Netherlands to cut off food and shelter for people who fail to qualify as refugees
The Netherlands has warned it will cut off food and shelter for people who fail to qualify as refugees as it toughens up its asylum policy.
Failed asylum seekers would be limited to "a few weeks" shelter after being turned down, if they do not agree to return home.
They would then either be deported or sent away to fend for themselves.
From November, the coalition of Prime Minister Mark Rutte, which competes for votes with the popular, anti-immigration party of Geert Wilders, wants to close 30 regional "bed, bath and bread" shelters where asylum seekers have been able till now to get help on the basis of need.

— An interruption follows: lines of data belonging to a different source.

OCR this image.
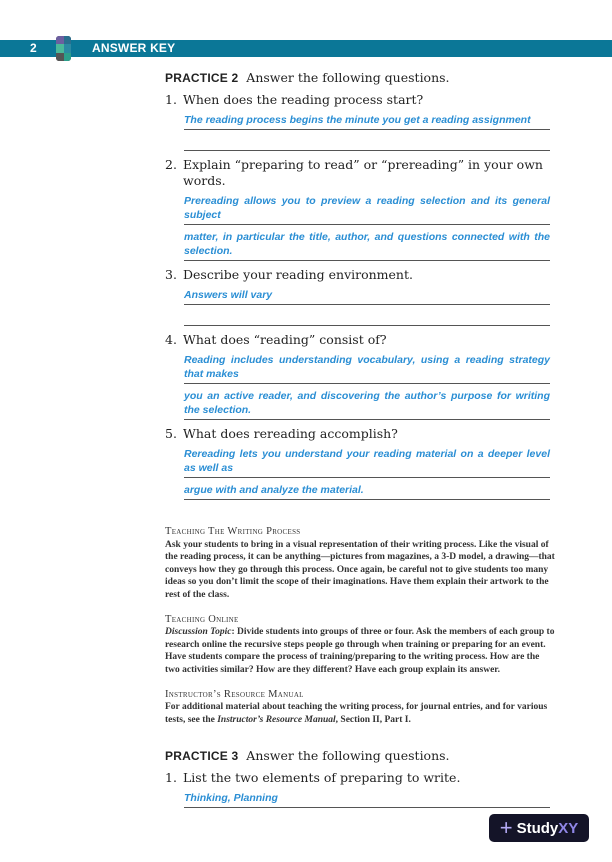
2	ANSWER KEY
PRACTICE 2 Answer the following questions.
1. When does the reading process start?
The reading process begins the minute you get a reading assignment
2. Explain “preparing to read” or “prereading” in your own words.
Prereading allows you to preview a reading selection and its general subject
matter, in particular the title, author, and questions connected with the selection.
3. Describe your reading environment.
Answers will vary
4. What does “reading” consist of?
Reading includes understanding vocabulary, using a reading strategy that makes
you an active reader, and discovering the author’s purpose for writing the selection.
5. What does rereading accomplish?
Rereading lets you understand your reading material on a deeper level as well as
argue with and analyze the material.
Teaching The Writing Process

Ask your students to bring in a visual representation of their writing process. Like the visual of the reading process, it can be anything—pictures from magazines, a 3-D model, a drawing—that conveys how they go through this process. Once again, be careful not to give students too many ideas so you don’t limit the scope of their imaginations. Have them explain their artwork to the rest of the class.

Teaching Online

Discussion Topic: Divide students into groups of three or four. Ask the members of each group to research online the recursive steps people go through when training or preparing for an event. Have students compare the process of training/preparing to the writing process. How are the two activities similar? How are they different? Have each group explain its answer.

Instructor’s Resource Manual

For additional material about teaching the writing process, for journal entries, and for various tests, see the Instructor’s Resource Manual, Section II, Part I.

PRACTICE 3 Answer the following questions.
1. List the two elements of preparing to write.
Thinking, Planning
+ StudyXY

Under the plan, six national centres applying the stricter guidelines would provide only to people who agree to leave.
The proposal prompted a clash between Mr Rutte's ruling Liberals and their junior coalition partner, Labour, that nearly toppled the government in April.
On Friday, the UN's Committee on the Elimination of Racial Discrimination added to outside criticism of the Dutch policy, saying basic needs of migrants should be provided unconditionally.
"As long as they are in the Netherlands, they have to enjoy minimum standards of living," said Ion Diaconu, who helped write the UN report.
But Mr Rutte responded on Friday that it would be "crazy" to offer permanent shelter to people who refused to leave.
"We are talking about the group that can go back, whose governments would take them back, but they don't want to go back," he said.